Ukraine's state-owned nuclear power company Energoatom has launched the construction of two new units (units 5 and 6) at the Khmelnytskyi nuclear power plant in western Ukraine. The fifth unit, for which the first concrete cube has already been laid, will be the first power unit in the country that will use Westinghouse AP1000 technology (reactors of more than 1.1 GW each).

The Khmelnitsky nuclear power plant currently includes two 950 MW (1,000 MW gross) VVER V-320 reactors commissioned in 1988 and 2005 and two 1,035 MW (1,089 MW gross) VVER reactors are under construction. Construction on those units began in 1986 and 1987, was stopped in 1990 and resumed in 2020 (in 2016, Korea Hydro & Nuclear Power (KHNP) signed an agreement to resume the project). 

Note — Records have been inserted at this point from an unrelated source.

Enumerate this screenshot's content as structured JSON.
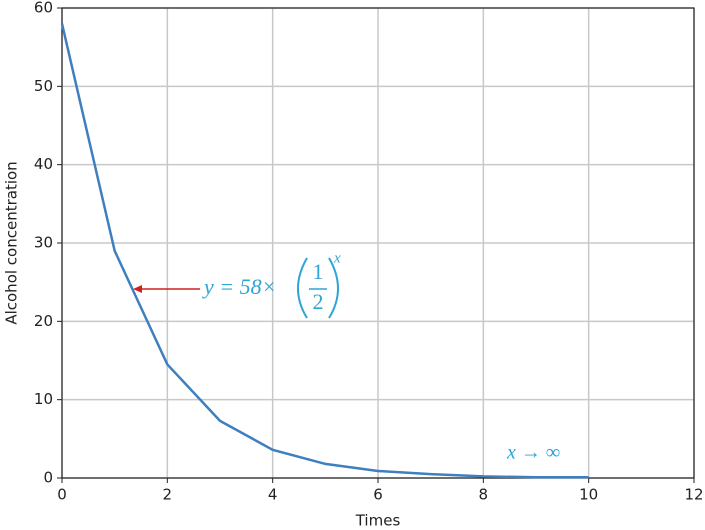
{
  "chart_data": {
    "type": "line",
    "x_label": "Times",
    "y_label": "Alcohol concentration",
    "x": [
      0,
      1,
      2,
      3,
      4,
      5,
      6,
      7,
      8,
      9,
      10
    ],
    "series": [
      {
        "name": "concentration",
        "color": "#3f7fbf",
        "values": [
          58,
          29,
          14.5,
          7.3,
          3.6,
          1.8,
          0.9,
          0.5,
          0.2,
          0.1,
          0.1
        ]
      }
    ],
    "xlim": [
      0,
      12
    ],
    "ylim": [
      0,
      60
    ],
    "xticks": [
      0,
      2,
      4,
      6,
      8,
      10,
      12
    ],
    "yticks": [
      0,
      10,
      20,
      30,
      40,
      50,
      60
    ],
    "grid": true,
    "formula": {
      "lhs": "y = 58×",
      "numerator": "1",
      "denominator": "2",
      "exponent": "x"
    },
    "limit_note": "x → ∞"
  }
}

In January 2024, the Ukrainian Ministry of Energy announced plans to start building four new nuclear reactors before the end of 2024 to make up for the lost capacity due to the Russian invasion and takeover of the 6 GW Zaporizhzhia nuclear plant in southern Ukraine. Two of the new units would be based on Russian-made equipment that Ukraine wants to import from Bulgaria, while the other two would use Westinghouse techonologies. All four new reactors would be built at the Khmelnytskyi nuclear power plant. 

 In 2022, nuclear represented 25% of Ukraine’s installed capacity with nearly 14 GW and 56% of its power generation.